If she listened to her MIL/mum then does she really want her dgc being brought up with methods that are now 2 generations old (and what - 40-80 years old? depending on how old you both are!) when things have moved on so much in the mean time. Oh and is she going to stop taking any medicine that has been developed in the last 40-80 years as she seems to want to deny that to your dc.

if she felt she knew what she was doing - then why can't she understand that you too feel you know what is best for your dc - others respected her right to do that when she had her dc and now it is her turn to show you that respect too.

etc - figure out all possible different combinations so you have an answer to swing it round to work for you in the conversation. Do this before the conversation though, so you don't get trapped without an answer for the main points whilst talking to her!

And still don't let her do regular childcare, sounds like she is much too set in her ways, she needs to prove that she will listen to your wishes before she can do that. This is merely a starting point in that journey, also to try to show that you are an equal and not to treat you like a little girl.

feesh Wed 24-Apr-13 19:50:18

Don't give her a trial period, it'll get messy. I think this is a pretty straightforward one really.

If his medication happens to be Omeprazole, missing a dose can really mess things up for the next few days, speaking from experience! The stomach goes into overdrive with acid production if a dose is missed and it can be quite messy!

Good luck, but you really have to grasp the nettle with this one I think.

seriouscakeeater Wed 24-Apr-13 19:41:33

shock second MIL thread where I think its my MIL being discussed and shock at her blatant disregard to medication,weening,scratch mitts and anything else you have decided on!!

My Mil assumed she would be the care provider when I went back to work. She was promptly put straight.

Seriously if you can afford it (scrape every last penny!!) send your ds to a professional care provider!!

aufaniae Wed 24-Apr-13 19:30:47

It's not about different parenting styles, it's that she doesn't respect your opinion enough to do as you ask.

She can't be trusted, and also doesn't know or care about modern safety advice (e.g. wrt early weaning). Therefore she's not a suitable child care provider for your DS.

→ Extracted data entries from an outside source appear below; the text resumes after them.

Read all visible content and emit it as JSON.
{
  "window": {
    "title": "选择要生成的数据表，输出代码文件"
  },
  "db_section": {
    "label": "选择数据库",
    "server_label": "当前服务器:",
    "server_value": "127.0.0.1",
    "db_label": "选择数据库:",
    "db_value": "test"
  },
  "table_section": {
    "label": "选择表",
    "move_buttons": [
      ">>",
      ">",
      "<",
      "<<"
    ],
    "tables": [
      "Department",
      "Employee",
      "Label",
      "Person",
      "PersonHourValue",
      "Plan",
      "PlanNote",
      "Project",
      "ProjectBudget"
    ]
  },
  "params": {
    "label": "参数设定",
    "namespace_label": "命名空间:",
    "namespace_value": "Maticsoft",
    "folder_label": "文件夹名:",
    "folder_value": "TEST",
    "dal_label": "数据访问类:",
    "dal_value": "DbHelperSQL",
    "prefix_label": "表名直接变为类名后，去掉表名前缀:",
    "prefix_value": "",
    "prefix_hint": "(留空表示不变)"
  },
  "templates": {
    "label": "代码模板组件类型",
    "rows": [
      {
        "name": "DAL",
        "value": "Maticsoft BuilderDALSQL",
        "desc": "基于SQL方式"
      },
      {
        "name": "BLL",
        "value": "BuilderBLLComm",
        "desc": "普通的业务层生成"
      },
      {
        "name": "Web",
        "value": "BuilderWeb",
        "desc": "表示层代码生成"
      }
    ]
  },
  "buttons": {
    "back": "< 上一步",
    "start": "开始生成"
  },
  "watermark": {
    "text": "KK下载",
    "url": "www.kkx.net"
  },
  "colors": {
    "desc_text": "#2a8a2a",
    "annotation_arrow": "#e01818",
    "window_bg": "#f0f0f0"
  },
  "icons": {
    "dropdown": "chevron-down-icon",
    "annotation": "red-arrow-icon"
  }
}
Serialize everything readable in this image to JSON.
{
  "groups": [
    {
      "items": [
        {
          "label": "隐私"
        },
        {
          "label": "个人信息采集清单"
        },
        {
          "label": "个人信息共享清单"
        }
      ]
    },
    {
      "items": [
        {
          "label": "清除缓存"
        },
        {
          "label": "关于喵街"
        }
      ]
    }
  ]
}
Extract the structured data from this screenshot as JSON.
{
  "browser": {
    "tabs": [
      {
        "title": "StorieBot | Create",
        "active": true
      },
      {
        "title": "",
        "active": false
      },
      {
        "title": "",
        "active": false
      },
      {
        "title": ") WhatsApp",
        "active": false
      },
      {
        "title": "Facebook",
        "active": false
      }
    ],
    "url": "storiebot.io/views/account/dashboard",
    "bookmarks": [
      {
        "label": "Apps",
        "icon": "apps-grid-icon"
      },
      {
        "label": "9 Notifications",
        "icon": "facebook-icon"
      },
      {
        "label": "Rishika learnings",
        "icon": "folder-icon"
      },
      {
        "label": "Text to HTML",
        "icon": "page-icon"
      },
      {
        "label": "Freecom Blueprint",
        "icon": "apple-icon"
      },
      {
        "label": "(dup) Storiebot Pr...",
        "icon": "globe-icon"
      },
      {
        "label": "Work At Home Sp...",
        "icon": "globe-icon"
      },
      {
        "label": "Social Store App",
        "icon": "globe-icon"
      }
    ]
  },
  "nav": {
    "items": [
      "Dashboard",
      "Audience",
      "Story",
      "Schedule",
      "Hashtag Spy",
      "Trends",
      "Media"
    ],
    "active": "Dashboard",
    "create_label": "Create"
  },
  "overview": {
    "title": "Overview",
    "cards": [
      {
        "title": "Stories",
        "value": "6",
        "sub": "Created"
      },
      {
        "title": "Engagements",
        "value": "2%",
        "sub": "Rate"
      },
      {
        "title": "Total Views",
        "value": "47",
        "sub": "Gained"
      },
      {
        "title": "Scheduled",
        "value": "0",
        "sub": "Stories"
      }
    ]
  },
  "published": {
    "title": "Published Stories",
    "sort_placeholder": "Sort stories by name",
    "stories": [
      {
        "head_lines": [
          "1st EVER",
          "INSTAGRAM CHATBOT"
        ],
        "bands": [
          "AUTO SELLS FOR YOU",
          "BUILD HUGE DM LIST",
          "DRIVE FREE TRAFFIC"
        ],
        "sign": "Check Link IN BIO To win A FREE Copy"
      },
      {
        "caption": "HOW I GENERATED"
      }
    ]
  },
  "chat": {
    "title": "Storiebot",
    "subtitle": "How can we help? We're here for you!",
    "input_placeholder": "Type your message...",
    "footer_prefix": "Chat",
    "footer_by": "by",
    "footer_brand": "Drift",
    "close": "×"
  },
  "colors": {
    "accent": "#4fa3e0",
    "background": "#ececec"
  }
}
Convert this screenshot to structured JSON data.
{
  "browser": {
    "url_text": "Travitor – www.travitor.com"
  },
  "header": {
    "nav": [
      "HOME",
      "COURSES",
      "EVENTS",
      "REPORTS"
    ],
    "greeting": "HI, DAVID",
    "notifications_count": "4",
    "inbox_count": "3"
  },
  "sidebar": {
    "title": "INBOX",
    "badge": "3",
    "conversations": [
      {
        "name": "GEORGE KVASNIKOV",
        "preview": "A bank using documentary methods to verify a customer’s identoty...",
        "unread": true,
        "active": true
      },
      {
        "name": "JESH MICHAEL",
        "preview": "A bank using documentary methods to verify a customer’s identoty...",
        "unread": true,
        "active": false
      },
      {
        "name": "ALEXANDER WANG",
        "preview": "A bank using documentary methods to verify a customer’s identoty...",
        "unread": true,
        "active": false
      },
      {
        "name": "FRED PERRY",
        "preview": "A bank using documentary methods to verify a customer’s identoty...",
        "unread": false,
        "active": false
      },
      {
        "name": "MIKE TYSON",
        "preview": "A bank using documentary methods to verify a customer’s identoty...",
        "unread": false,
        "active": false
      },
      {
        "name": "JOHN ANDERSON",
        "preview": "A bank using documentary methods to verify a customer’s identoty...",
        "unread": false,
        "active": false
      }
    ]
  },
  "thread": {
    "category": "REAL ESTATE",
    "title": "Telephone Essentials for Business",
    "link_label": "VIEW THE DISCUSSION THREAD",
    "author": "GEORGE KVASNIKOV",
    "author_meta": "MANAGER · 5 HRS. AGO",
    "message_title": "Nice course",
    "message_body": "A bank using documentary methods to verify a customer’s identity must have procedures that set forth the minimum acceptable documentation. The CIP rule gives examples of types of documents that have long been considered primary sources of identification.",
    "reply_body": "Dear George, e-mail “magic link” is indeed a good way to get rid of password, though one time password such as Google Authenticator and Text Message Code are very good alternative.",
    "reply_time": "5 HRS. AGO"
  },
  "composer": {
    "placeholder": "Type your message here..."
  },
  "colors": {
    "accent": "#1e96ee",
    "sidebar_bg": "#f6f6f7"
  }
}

I'm sorry, this can't be easy. But in your shoes, letting her look after my DS would not be an option. You need to find another way.

Have you tried looking at www.childcare.co.uk?

DontmindifIdo Wed 24-Apr-13 14:20:31

alberta - my mum was the same, she sees every different choice I make to her as a direct insult to her parenting, except she's quite vocal about it so it's really damaged our relationship, I can't be doing with feeling I have to do it her way in order to keep the peace when I think she was wrong.

That's something else you have to keep in mind to the "well DM/MIL raised 2/3/4/10 DCs and they've turned out ok" well yes, lots of people raise DCs without killing them or doing any serious long term injury, but amongst my "mummy friends" now I look at some who make different choices to me and I still think what I'm doing is better. I wouldn't say it to them, but I wouldn't do things their way just because their DCs are surviving. (and not all that bad, but things like letting DCs watch a lot of TV, letting them eat a lot more junk than I allow DS, not doing anything like arts and crafts, not reading them stories regularly etc - these things aren't going to cause massive problems or endanger DCs, but not really the best option)

Your DS will probably be OK with your MIL, but if you want and can afford better than OK, then you aren't being selfish to do that.

Oh and re the placebo comment re the medicine in the feeds, how does that work with an 11 week old baby who doesn't know they are being given this medicine?

okthen Wed 24-Apr-13 14:10:17

Alberta you are exactly right, and I'd never looked at it that way before!

Geeklover Wed 24-Apr-13 10:51:07

Alberta so well put. And absolutely spot on.
When I realised this about my ex mil it allowed me to deal with it so much better and now even though she is ex mil we have a fantastic relationship and I see her every day.